Your bank and credit card information must be protected when dealing with transactions online. Do a background check on any websites that you considering buying from to make sure they are verified and have a good reputation. Keep in mind that websites can be created just for identity theft scam. Also check the security of the site. This means looking to see if it’s being monitored and protected. Your social security number shouldn’t be requested very often online, so if it is for whatever reason be very careful who you are giving it to.

After you have completed a purchase online, most of the time you will receive a confirmation number in an e-mail or right away on the site. Keep this information for your records so you can confirm that it’s the same as what you are being charged on your credit card. If they don’t match up, contact the site you made the purchase at as well as your credit card company. Not falling victim to an identity theft scam involves having attention to detail.

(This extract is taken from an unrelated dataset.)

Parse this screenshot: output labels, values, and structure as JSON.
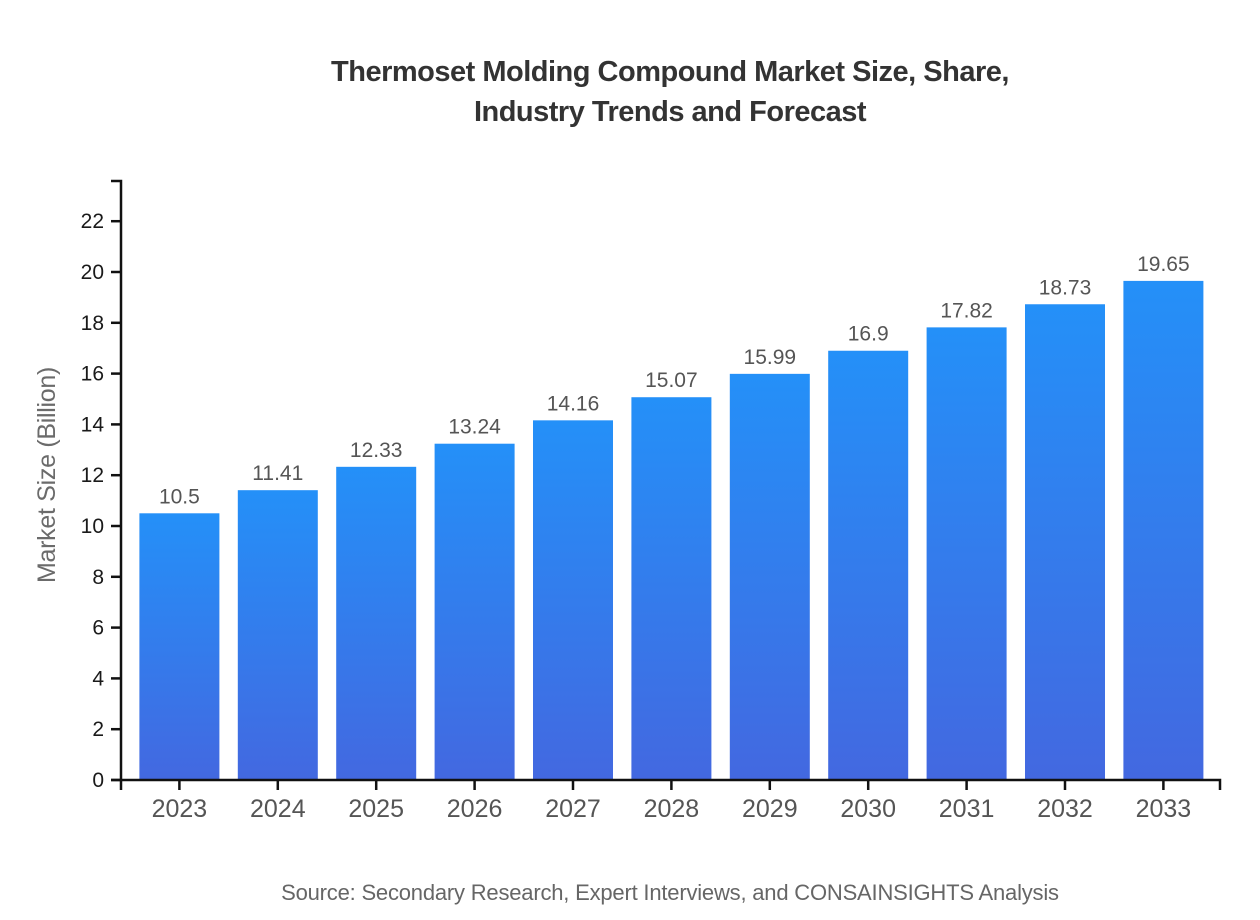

Identity Theft Scam Over The Phone

The internet is not the only vehicle used for an identity theft scam. It still happens over the phone as well, though it’s not quite as common. Anytime you receive a phone call and your social security number, credit card numbers, or bank account information is requested, don’t answer them. This information will not be discussed by any legitimate business over the phone. Ask the person on the other side of the line who they are and what company they represent. If you have a caller ID, write down their number. By getting their information, you can take it to the Better Business Bureau or the local authorities.

Report Identity Theft Scams

Victims of an identity theft scam are often times hesitant to report what happened because the feel embarrassed that it happened to them. However, if nobody files complaints then the perpetrators will continue to scam and law enforcement will have a much greater challenge trying to catch them. Anyone can fall prey to an identity theft scam, but the more educated you are about protecting your identity the better chance you have at avoiding one.